24. Bozma sebebine göre inceleme sırası gelmemekle birlikte sadece mahkemenin kararındaki hatanın varlığına işaret eden, kararı o yönden eleştiren, mahkemenin aynı hataya düşmemesi için ona bir tavsiye ve yol gösterme amacına yönelik bulunan ifade ve açıklamalar ile bozma kararlarında “kabule göre de” veya “kaldı ki” gibi söz dizinleriyle başlayan ifadeler usul hukuku anlamında bozma niteliği taşımamaktadır.

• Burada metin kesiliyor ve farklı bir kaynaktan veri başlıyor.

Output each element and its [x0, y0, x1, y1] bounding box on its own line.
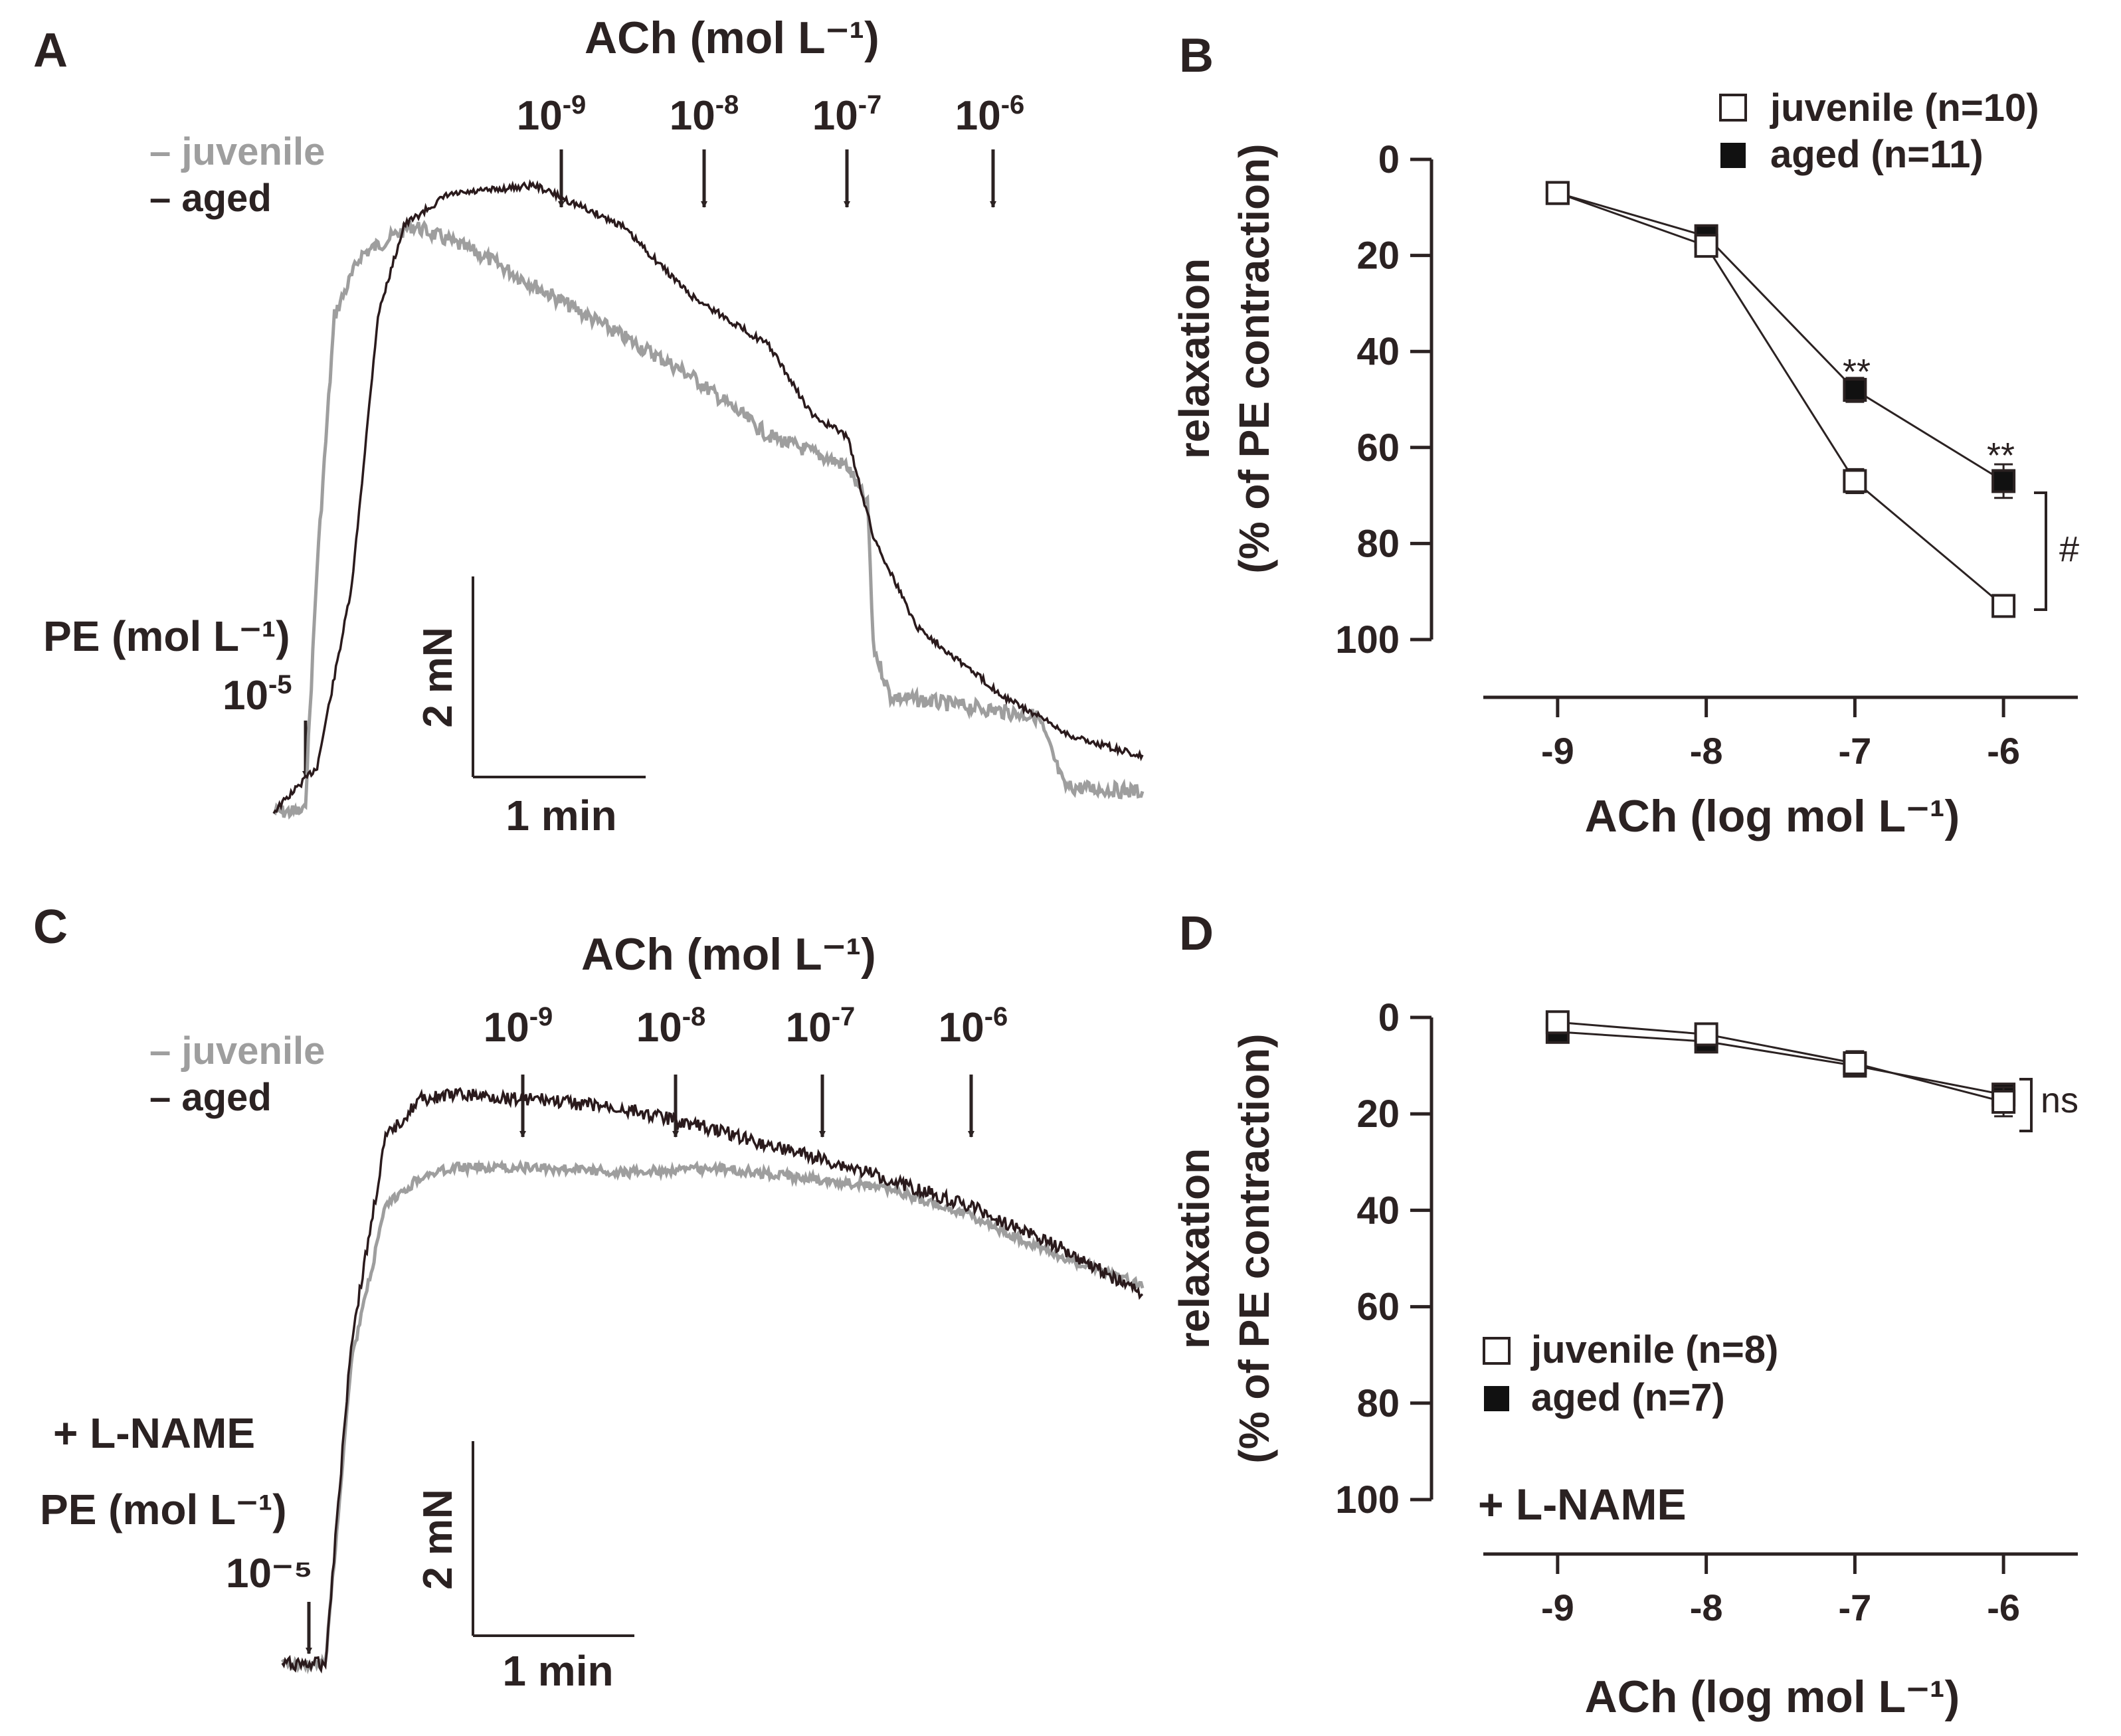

25. Bozmada işaret edilen bu tür ifade ve açıklamalar ile eleştirilere karşı direnilmesi veya usulü anlamda bozma niteliği taşımayan bu hususlara uyulmasının mümkün olmadığı Yargıtayın kararlılık kazanmış uygulamasında kabul edilmektedir.

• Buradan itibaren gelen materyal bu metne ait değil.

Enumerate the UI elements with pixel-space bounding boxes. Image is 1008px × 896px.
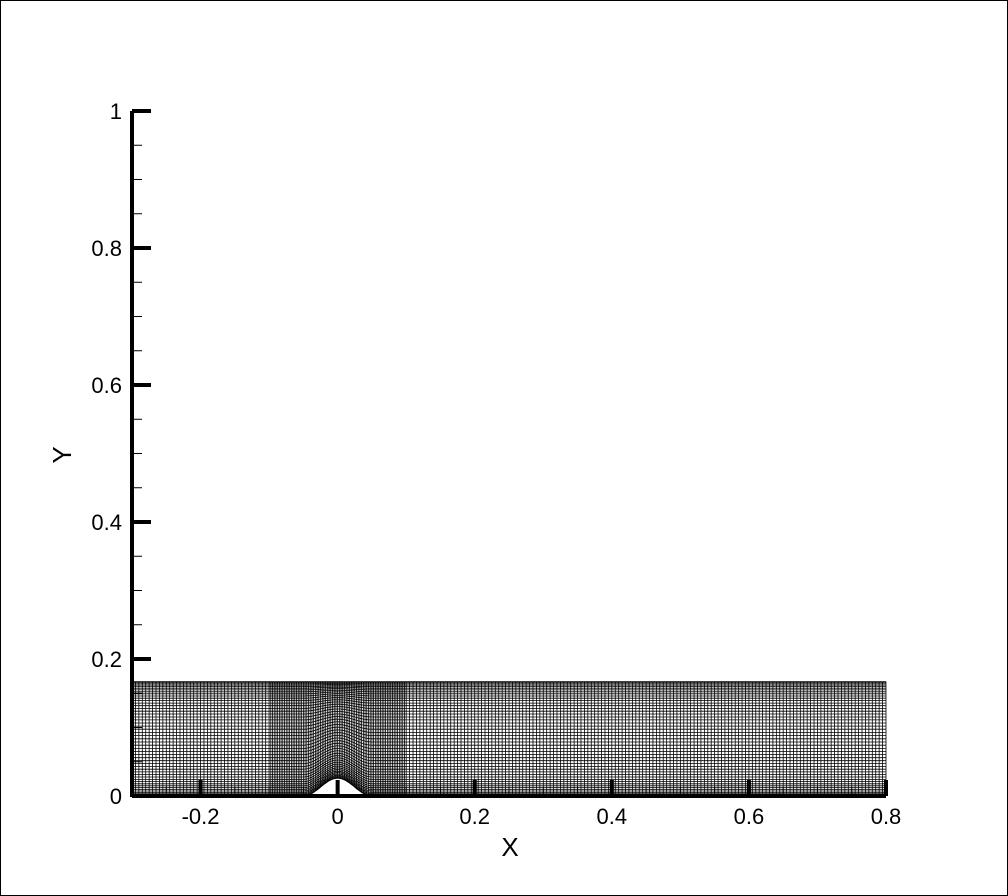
mesh-j-line [132,740,886,752]
mesh-j-line [132,769,886,787]
axes: 0 0.2 0.4 0.6 0.8 1 -0.2 0 0.2 0.4 0.6 0.8 [91,99,901,829]
mesh-j-line [132,759,886,775]
mesh-j-line [132,710,886,718]
mesh-j-line [132,695,886,699]
mesh-j-line [132,685,886,687]
x-tick-label: 0.6 [734,804,765,829]
mesh-j-line [132,724,886,733]
mesh-j-line [132,761,886,778]
mesh-j-line [132,737,886,749]
y-tick-label: 0.8 [91,236,122,261]
mesh-j-line [132,708,886,715]
y-tick-label: 0.2 [91,647,122,672]
mesh-j-line [132,718,886,727]
mesh-j-line [132,767,886,785]
mesh-j-line [132,713,886,721]
y-axis-label: Y [47,446,77,463]
mesh-j-line [132,755,886,770]
x-tick-label: 0.4 [597,804,628,829]
mesh-j-line [132,734,886,746]
mesh-j-line [132,745,886,759]
y-tick-label: 0.6 [91,373,122,398]
x-tick-label: 0.2 [459,804,490,829]
mesh-j-line [132,706,886,712]
mesh-j-line [132,765,886,782]
mesh-j-line [132,686,886,689]
mesh-j-line [132,703,886,709]
mesh-j-line [132,716,886,724]
mesh-j-line [132,732,886,743]
y-tick-label: 0 [110,784,122,809]
mesh-j-line [132,726,886,736]
mesh-j-line [132,701,886,707]
mesh-j-line [132,729,886,740]
x-tick-label: 0.8 [871,804,902,829]
y-tick-label: 0.4 [91,510,122,535]
mesh-j-line [132,688,886,691]
mesh-j-line [132,747,886,762]
mesh-j-line [132,752,886,767]
mesh-j-line [132,699,886,704]
mesh-j-line [132,689,886,693]
x-tick-label: -0.2 [182,804,220,829]
mesh-j-line [132,763,886,780]
x-axis-label: X [501,832,518,862]
mesh-j-line [132,697,886,701]
mesh-j-line [132,757,886,773]
mesh-j-line [132,750,886,764]
mesh-j-line [132,721,886,730]
mesh-j-line [132,742,886,755]
mesh-j-line [132,684,886,686]
x-tick-label: 0 [332,804,344,829]
mesh-j-line [132,691,886,695]
mesh-grid [131,681,887,797]
y-tick-label: 1 [110,99,122,124]
mesh-j-line [132,693,886,697]
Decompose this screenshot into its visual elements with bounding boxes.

26. Nitekim Yargıtay Hukuk Genel Kurulunun 21.03.2012 tarihli ve 2012/10-20 Esas, 2012/235 Karar; 25.12.2013 tarihli ve 2013/10-485 Esas, 2013/1749 Karar ve 17.06.2015 tarihli ve 2015/21-1096 Esas, 2015/1654 Karar sayılı kararları da aynı yöndedir.
27. Yapılan açıklamalar ışığında somut olayın incelenmesine gelince; eldeki davada, Özel Dairece hükmün taraf teşkili eksikliği nedeniyle bozulmasına karar verildikten sonra ‘’…Öte yandan kabule göre de; …eldeki davanın niteliği ve ibraz edilmiş olan Temlik Sözleşmesi başlıklı belgelerin içeriği gözetildiğinde lehdarına eldeki davayı takip yetkisi vermeyeceği gözetilmeksizin yazılı şekilde karar verilmiş olması da isabetli değildir’’ denilmek suretiyle işin esasına yönelik bir açıklama yapılmış ise de, bozma kararında yer verilen bu paragrafın yukarıdaki açıklamalar çerçevesinde bozma niteliği taşımayacağı, bir başka ifadeyle bozma nedeni sayılamayacağı açıktır.

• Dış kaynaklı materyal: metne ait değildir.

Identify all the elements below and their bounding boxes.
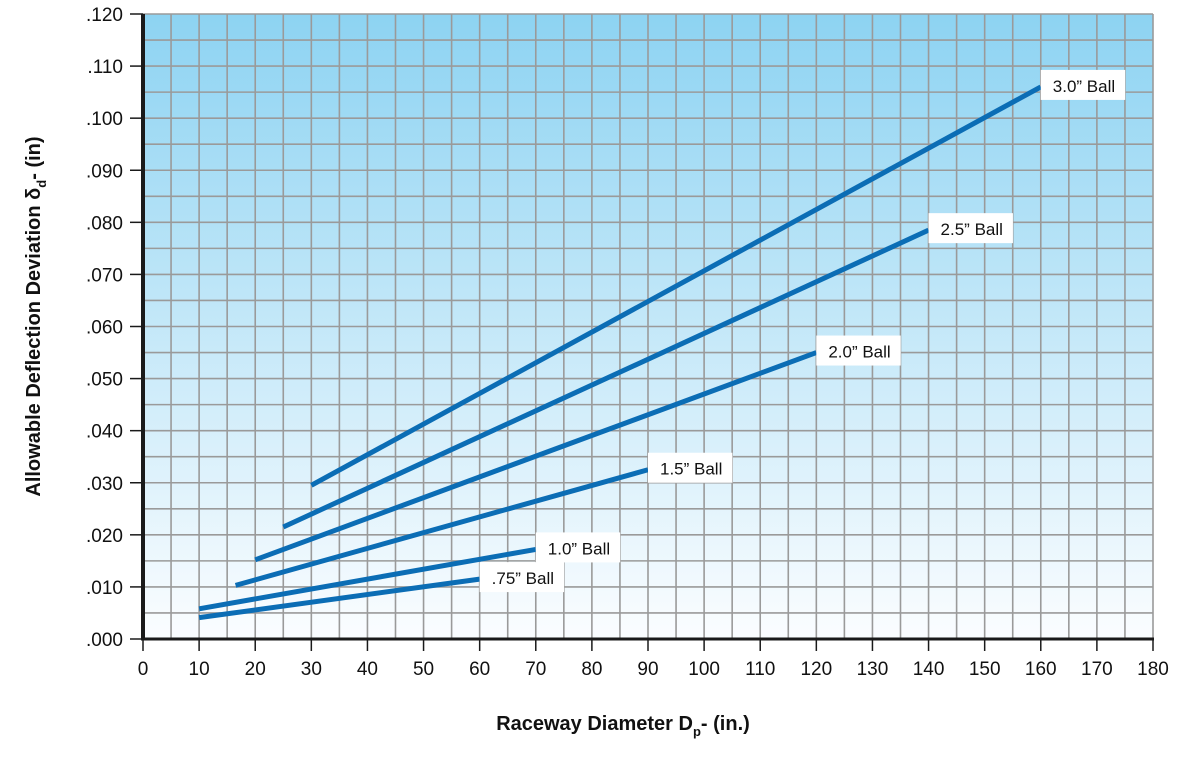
series-lines [198,84,1042,621]
y-axis-title-subscript: d [34,180,49,188]
x-tick-label: 160 [1025,659,1057,680]
series-label: 2.5” Ball [928,213,1013,244]
grid [143,13,1154,639]
y-tick-label: .110 [87,57,123,78]
x-tick-label: 0 [138,659,149,680]
y-tick-label: .010 [86,578,123,599]
series-line [310,84,1042,488]
y-tick-label: .090 [86,161,123,182]
y-tick-label: .080 [86,213,123,234]
y-tick-label: .050 [86,370,123,391]
series-label: 1.0” Ball [535,532,621,563]
x-tick-label: 60 [469,659,490,680]
series-label-text: 3.0” Ball [1053,77,1115,96]
x-tick-label: 170 [1081,659,1113,680]
series-label-box [479,562,565,593]
x-axis-title-suffix: - (in.) [701,713,750,735]
x-tick-label: 30 [301,659,322,680]
series-line [198,576,481,621]
series-labels: 3.0” Ball 2.5” Ball 2.0” Ball 1.5” Ball 1.0”… [479,69,1126,593]
series-line [198,546,537,612]
x-tick-label: 80 [581,659,602,680]
x-axis-title-subscript: p [693,724,701,739]
y-tick-label: .040 [86,422,123,443]
y-axis-title: Allowable Deflection Deviation δd- (in) [23,136,49,496]
y-tick-label: .070 [86,265,123,286]
x-tick-label: 120 [800,659,832,680]
series-label: 3.0” Ball [1040,69,1126,100]
y-tick-label: .000 [86,630,123,651]
series-label: .75” Ball [479,562,565,593]
series-label-text: .75” Ball [492,569,554,588]
y-tick-label: .030 [86,474,123,495]
x-tick-label: 130 [857,659,889,680]
x-tick-label: 10 [189,659,210,680]
x-tick-label: 90 [637,659,658,680]
y-tick-label: .100 [86,109,123,130]
series-label-box [648,452,733,483]
series-label-box [816,335,901,366]
series-label: 1.5” Ball [648,452,733,483]
series-label-box [1040,69,1126,100]
x-tick-label: 140 [913,659,945,680]
x-tick-label: 100 [688,659,720,680]
series-label-box [535,532,621,563]
series-label-text: 2.0” Ball [828,343,890,362]
series-label-text: 1.5” Ball [660,460,722,479]
series-label-box [928,213,1013,244]
x-tick-label: 70 [525,659,546,680]
y-axis-title-suffix: - (in) [23,136,45,179]
series-label-text: 2.5” Ball [941,220,1003,239]
x-axis-title-main: Raceway Diameter D [496,713,693,735]
series-line [282,227,930,530]
y-axis-title-main: Allowable Deflection Deviation δ [23,188,45,497]
x-axis-title: Raceway Diameter Dp- (in.) [496,713,750,739]
x-tick-label: 50 [413,659,434,680]
series-line [254,350,818,563]
y-tick-label: .060 [86,318,123,339]
x-tick-label: 20 [245,659,266,680]
x-tick-label: 110 [745,659,775,680]
x-tick-label: 150 [969,659,1001,680]
x-tick-label: 40 [357,659,378,680]
y-tick-label: .120 [86,5,123,26]
series-label: 2.0” Ball [816,335,901,366]
axes: 0 10 20 30 40 50 60 70 80 90 100 110 120 130 140 150 160… [86,5,1169,680]
series-line [234,467,649,588]
series-label-text: 1.0” Ball [548,539,610,558]
x-tick-label: 180 [1137,659,1169,680]
y-tick-label: .020 [86,526,123,547]
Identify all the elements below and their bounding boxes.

28. Böyle bir durumda ise, Mahkemece bozma ilâmına uyulmasına karar verilmekle birlikte anılan yönden taraflar yararına usulî kazanılmış hak oluşmayacağı ortadadır.
(2) Numaralı Uyuşmazlık Yönünden
29. Uyuşmazlığın sağlıklı bir şekilde çözümlenmesi için Özel Dairenin ikinci bozma kararındaki bozma nedenleri üzerinde ayrı ayrı durularak neticeye gidilmesi gerektiği değerlendirilmiştir.
30. Öncelikle, dava konusu hak yönünden davacıların elbirliği mülkiyet üzere malik olup olmadıkları ve bu hakla ilgili olarak üçüncü kişilerle yaptıkları temlik sözleşmelerine değer verilip verilmeyeceği ortaya konulmalıdır.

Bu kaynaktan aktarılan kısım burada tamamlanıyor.